现在,我想找到每个客户的最低付款额。有两种方法:
使用apply:
grouping.min()
回报看起来像这样:
id
112131Name: price, dtype: int64
pandas.core.series.Series# return typeInt64Index([1,2,3], dtype='int64', name='id')#The returned Series' index# lenght is 3
使用transform:
分组变换(最小值)
回报看起来像这样:
011121314151617181Name: price, dtype: int64
pandas.core.series.Series# return typeRangeIndex(start=0, stop=9, step=1)# The returned Series' index# length is 9
如果要回答What is the minimum price paid by each customer,则该apply方法是更适合选择的一种。
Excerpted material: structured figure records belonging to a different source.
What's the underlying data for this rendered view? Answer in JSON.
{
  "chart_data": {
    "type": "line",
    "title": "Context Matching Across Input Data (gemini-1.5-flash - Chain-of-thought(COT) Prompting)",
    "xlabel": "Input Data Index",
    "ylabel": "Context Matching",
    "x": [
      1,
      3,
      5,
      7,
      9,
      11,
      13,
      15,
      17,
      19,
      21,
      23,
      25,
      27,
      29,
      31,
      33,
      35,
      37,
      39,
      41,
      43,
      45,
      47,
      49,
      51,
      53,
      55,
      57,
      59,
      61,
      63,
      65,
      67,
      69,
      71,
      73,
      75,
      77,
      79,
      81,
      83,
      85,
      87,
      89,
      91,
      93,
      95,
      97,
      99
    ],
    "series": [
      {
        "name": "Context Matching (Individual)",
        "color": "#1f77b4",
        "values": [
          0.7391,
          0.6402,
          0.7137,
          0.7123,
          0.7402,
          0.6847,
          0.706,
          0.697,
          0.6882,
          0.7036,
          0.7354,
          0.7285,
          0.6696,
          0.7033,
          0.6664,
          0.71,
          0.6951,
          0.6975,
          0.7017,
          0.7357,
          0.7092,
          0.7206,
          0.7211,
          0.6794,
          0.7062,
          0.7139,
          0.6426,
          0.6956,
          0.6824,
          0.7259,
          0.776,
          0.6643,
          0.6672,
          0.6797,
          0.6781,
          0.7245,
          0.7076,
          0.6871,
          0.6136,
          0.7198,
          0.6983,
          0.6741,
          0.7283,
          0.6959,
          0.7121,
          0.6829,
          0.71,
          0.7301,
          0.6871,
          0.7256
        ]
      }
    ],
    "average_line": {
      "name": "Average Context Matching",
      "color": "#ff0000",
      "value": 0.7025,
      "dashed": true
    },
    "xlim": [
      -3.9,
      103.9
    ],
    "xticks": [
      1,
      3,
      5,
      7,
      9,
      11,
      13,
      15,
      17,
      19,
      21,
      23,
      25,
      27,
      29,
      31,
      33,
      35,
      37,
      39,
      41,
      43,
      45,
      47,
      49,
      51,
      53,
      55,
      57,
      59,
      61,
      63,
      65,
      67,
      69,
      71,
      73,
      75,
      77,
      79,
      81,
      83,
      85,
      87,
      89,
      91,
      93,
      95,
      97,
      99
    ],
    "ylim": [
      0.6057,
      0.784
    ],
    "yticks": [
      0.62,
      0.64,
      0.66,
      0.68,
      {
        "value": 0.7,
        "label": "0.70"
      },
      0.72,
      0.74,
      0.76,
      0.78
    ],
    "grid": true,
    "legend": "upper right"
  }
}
如果要回答What is the difference between the amount paid for each transaction vs the minimum payment,则要使用transform,因为:
test['minimum']= grouping.transform(min)# ceates an extra column filled with minimum payment
test.price - test.minimum # returns the difference for each row
There are 3 customer IDs in this table, each customer made three transactions and paid 1,2,3 dollars each time.
Now, I want to find the minimum payment made by each customer. There are two ways of doing it:
Using apply:
grouping.min()
The return looks like this:
id
1 1
2 1
3 1
Name: price, dtype: int64
pandas.core.series.Series # return type
Int64Index([1, 2, 3], dtype='int64', name='id') #The returned Series' index
# lenght is 3
Using transform:
grouping.transform(min)
The return looks like this:
0 1
1 1
2 1
3 1
4 1
5 1
6 1
7 1
8 1
Name: price, dtype: int64
pandas.core.series.Series # return type
RangeIndex(start=0, stop=9, step=1) # The returned Series' index
# length is 9
Both methods return a Series object, but the length of the first one is 3 and the length of the second one is 9.
If you want to answer What is the minimum price paid by each customer, then the apply method is the more suitable one to choose.
If you want to answer What is the difference between the amount paid for each transaction vs the minimum payment, then you want to use transform, because:
test['minimum'] = grouping.transform(min) # ceates an extra column filled with minimum payment
test.price - test.minimum # returns the difference for each row
Apply does not work here simply because it returns a Series of size 3, but the original df’s length is 9. You cannot integrate it back to the original df easily.